16. Those who hold this theory profess to find in it the demonstration of some of the attributes of God. The worlds of the universe being infinitely numerous, God is thus seen to be infinite; vacuum, or nothingness, being nowhere, God is everywhere: God being everywhere, since everything is an integral part of God, He is thus seen to be the intelligent cause of all the phenomena of the universe. What can we oppose to this argument?
"The dictates of reason. Reflect on the assumption in question, and you will have no difficulty in detecting its absurdity."

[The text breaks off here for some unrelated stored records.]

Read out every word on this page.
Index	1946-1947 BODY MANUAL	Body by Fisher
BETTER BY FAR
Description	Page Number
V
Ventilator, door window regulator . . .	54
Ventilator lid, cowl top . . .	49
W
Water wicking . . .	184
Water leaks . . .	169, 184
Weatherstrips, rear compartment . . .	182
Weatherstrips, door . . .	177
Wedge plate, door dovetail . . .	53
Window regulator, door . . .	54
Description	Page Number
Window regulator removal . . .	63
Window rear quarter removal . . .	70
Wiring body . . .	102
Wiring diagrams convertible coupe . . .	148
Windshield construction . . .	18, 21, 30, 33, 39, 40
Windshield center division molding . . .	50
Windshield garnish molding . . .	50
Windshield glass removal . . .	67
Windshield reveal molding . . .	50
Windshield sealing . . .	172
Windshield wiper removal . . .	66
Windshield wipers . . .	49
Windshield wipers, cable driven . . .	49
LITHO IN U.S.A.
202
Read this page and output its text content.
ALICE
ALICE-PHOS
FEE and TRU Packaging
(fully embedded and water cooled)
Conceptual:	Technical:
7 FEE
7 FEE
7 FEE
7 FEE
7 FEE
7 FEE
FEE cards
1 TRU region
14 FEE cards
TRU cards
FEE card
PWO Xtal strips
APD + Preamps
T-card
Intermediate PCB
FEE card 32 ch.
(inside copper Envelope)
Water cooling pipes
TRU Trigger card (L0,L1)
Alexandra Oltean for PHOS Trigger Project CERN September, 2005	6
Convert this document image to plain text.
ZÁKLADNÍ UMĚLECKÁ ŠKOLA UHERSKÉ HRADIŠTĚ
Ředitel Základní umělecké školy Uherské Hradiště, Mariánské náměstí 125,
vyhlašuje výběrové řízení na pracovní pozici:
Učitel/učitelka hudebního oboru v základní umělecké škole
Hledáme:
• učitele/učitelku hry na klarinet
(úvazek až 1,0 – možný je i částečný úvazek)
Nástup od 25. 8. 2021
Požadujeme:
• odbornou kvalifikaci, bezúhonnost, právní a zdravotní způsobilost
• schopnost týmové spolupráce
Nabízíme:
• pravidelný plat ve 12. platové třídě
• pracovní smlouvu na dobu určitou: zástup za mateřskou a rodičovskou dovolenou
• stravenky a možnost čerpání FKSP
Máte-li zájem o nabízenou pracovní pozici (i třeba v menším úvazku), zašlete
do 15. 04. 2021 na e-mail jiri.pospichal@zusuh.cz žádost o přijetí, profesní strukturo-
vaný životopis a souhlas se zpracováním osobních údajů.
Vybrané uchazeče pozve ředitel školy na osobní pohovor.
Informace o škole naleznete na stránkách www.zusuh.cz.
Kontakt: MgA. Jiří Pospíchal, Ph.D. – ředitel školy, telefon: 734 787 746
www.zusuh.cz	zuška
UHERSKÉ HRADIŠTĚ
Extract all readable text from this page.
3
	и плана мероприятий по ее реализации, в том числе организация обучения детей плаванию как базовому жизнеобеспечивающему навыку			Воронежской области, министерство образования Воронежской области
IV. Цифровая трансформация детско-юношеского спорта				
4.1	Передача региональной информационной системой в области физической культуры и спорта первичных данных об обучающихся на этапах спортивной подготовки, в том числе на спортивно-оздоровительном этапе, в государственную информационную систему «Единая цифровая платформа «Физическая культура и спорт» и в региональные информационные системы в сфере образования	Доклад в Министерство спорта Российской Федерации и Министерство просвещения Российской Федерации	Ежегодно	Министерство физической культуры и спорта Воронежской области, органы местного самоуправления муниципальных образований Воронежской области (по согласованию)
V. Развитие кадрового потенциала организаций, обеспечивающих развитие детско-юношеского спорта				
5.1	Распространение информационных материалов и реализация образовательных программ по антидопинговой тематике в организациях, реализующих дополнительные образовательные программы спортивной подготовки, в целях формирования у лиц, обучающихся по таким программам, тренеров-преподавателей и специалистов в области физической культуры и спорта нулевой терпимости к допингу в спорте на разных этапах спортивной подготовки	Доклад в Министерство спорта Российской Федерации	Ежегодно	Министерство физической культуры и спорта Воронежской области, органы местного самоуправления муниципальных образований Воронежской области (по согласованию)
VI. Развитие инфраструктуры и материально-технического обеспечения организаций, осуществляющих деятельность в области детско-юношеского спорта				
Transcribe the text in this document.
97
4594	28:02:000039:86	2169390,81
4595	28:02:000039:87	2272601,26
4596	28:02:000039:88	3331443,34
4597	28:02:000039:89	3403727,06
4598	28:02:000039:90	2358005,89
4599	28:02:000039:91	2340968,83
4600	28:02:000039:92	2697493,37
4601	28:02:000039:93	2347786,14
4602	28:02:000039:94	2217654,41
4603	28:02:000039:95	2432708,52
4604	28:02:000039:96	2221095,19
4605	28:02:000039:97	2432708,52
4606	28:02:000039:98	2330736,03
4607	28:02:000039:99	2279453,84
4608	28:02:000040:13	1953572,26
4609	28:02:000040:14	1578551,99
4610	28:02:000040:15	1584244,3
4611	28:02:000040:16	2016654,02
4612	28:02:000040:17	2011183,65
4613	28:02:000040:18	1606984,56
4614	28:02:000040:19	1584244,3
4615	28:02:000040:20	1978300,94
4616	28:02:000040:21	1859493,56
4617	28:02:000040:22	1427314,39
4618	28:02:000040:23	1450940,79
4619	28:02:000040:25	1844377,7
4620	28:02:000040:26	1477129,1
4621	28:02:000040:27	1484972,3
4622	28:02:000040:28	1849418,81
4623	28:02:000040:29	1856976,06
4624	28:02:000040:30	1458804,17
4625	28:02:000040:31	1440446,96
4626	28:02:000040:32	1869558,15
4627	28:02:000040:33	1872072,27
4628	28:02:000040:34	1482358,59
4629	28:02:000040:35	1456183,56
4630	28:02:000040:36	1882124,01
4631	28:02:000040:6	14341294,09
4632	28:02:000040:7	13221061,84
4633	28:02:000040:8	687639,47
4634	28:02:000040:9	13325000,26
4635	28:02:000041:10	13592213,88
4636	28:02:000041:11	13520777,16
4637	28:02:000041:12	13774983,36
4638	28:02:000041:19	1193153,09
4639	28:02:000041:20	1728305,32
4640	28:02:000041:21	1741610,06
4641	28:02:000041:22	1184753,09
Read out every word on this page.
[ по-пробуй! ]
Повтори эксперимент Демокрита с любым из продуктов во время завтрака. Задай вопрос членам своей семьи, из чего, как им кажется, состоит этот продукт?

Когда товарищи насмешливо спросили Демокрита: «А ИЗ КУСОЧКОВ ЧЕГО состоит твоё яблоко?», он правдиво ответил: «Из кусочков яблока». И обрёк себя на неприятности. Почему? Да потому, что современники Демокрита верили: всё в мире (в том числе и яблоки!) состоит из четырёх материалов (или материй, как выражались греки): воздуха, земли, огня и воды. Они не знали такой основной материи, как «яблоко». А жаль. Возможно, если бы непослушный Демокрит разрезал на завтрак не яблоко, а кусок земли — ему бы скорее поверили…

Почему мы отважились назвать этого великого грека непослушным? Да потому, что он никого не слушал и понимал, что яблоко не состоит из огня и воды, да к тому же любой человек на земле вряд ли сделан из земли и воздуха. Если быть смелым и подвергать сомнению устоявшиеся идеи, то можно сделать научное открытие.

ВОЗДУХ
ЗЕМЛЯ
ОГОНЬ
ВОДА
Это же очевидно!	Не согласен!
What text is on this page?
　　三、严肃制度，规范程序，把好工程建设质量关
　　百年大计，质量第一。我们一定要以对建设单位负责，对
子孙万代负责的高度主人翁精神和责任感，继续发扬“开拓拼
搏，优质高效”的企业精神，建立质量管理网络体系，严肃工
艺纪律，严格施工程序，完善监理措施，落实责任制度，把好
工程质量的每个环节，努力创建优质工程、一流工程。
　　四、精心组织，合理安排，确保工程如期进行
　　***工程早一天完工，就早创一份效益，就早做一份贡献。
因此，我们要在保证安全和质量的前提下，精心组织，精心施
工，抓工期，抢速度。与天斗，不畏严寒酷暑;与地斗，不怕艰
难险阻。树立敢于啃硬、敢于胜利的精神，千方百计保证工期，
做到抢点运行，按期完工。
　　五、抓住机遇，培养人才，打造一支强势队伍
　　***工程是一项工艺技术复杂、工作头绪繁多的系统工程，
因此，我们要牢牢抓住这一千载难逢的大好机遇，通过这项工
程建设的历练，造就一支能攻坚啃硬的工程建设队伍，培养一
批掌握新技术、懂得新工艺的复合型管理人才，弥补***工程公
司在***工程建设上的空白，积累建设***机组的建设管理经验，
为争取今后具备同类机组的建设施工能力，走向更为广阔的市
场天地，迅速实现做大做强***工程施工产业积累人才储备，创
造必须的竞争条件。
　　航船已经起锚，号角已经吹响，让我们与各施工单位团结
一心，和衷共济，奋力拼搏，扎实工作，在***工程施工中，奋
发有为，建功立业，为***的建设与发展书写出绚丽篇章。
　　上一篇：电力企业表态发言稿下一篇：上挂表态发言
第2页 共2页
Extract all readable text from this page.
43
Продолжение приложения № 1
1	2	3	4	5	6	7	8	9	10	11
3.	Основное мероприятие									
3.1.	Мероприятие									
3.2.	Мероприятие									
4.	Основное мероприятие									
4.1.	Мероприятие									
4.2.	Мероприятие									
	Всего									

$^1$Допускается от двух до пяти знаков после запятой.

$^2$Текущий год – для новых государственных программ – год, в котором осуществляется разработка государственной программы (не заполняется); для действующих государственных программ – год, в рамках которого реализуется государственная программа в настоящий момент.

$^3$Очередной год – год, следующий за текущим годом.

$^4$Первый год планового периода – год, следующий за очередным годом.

The Pantheistic theory makes of God a material being, who, though endowed with a supreme intelligence, would only be on a larger scale what we are on a smaller one. But, as matter is incessantly undergoing transformation, God, if this theory were true, would have no stability. He would be subject to all the vicissitudes, and even to all the needs, of humanity He would lack one of the essential attributes of the Divinity - viz., unchangeableness. The properties of matter cannot be attributed to God without degrading our idea of the Divinity and all the subtleties of sophistry fail to solve the problem of His essential nature. We do not know what God is but we know that it is impossible that He should not be and the theory just stated is in contradiction with His most essential attributes. It confounds the Creator with the creation, precisely as though we should consider an ingenious machine to be an integral portion of the mechanic who invented it. The intelligence of God is revealed in His works, as is that of a painter in his picture but the works of God are no more God Himself than the picture is the artist who conceived and painted it.